The Federal Reserve is concerned about a sharp increase in US unemployment rates

Column:Industry news Time:2024-03-22 Browsing volume: 96
Last week, Federal Reserve Chairman Jerome Powell's unexpected remarks injected a shot in the arm for the markets, propelling a simultaneous rise in U.S. stocks, bonds, and currency.

Last week, Federal Reserve Chairman Jerome Powell's unexpected remarks injected a shot in the arm for the markets, propelling a simultaneous rise in U.S. stocks, bonds, and currency. Apart from being interpreted as a potential further relaxation of the financial environment, his speech also touched on the unemployment rate.

During last Wednesday's press conference, Powell suggested that a significant increase in the unemployment rate might prompt the Federal Reserve to lower interest rates, reiterating this viewpoint several times in response to journalists' questions.

He emphasized that although the Federal Reserve aims to lower rates only after ensuring control over inflation, there might also be a need for policy measures to address unexpected weakness in the job market. Despite not currently witnessing any evident issues in the job market, some economists are not overly optimistic. They believe that the unemployment rates in some states have risen significantly, with both the number and duration of temporary jobs decreasing.

However, Powell also added that with the "initial claims for unemployment benefits" being exceptionally low, he does not foresee the risk of unemployment rates rising rapidly.

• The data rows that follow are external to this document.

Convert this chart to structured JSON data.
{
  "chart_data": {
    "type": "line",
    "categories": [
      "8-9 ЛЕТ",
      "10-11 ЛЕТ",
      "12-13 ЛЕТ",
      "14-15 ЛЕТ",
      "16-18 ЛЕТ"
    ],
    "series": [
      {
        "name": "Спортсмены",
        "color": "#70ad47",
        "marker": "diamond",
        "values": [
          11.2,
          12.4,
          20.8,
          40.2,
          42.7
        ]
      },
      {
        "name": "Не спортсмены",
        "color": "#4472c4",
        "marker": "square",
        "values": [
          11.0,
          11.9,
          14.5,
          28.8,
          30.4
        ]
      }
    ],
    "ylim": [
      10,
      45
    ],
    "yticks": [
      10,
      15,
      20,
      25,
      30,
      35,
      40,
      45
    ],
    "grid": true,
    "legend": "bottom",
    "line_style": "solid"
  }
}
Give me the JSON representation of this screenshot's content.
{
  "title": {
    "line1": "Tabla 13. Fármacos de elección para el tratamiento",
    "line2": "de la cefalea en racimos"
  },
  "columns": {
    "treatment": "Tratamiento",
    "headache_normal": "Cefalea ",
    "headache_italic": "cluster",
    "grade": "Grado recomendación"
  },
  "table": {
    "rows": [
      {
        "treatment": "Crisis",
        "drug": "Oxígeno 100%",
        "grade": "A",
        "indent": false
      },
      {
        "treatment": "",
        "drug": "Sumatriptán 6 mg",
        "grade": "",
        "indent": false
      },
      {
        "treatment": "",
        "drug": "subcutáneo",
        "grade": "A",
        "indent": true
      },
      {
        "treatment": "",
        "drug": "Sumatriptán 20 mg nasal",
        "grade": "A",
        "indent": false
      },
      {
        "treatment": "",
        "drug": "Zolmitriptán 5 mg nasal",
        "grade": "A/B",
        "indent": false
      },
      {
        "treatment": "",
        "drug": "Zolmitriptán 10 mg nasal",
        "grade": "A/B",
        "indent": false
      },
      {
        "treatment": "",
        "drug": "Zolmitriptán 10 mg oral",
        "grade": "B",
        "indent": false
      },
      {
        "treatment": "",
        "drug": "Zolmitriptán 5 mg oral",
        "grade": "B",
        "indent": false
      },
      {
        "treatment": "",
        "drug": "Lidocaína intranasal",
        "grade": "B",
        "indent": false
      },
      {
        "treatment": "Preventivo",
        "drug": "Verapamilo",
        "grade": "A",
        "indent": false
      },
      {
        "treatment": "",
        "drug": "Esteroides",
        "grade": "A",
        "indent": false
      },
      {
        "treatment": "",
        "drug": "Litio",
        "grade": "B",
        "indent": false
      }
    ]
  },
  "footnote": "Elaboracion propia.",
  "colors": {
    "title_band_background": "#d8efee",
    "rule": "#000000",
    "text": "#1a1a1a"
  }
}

Meanwhile, in the latest Federal Reserve policy meeting, officials maintained interest rates unchanged and released new quarterly economic forecasts. They anticipate a 2.1% growth rate for the U.S. economy this year, significantly higher than the 1.4% forecasted in December. Despite recent months seeing higher-than-expected inflation rates, a slim majority of Federal Reserve officials still anticipate three interest rate cuts this year, leading to another surge in the U.S. stock market.

These actions indicate that despite the strong performance of the U.S. economy, concerns over the job market and inflation control remain paramount for the Federal Reserve. They aim to maintain stable economic growth through timely policy interventions while ensuring that inflation stays within manageable bounds.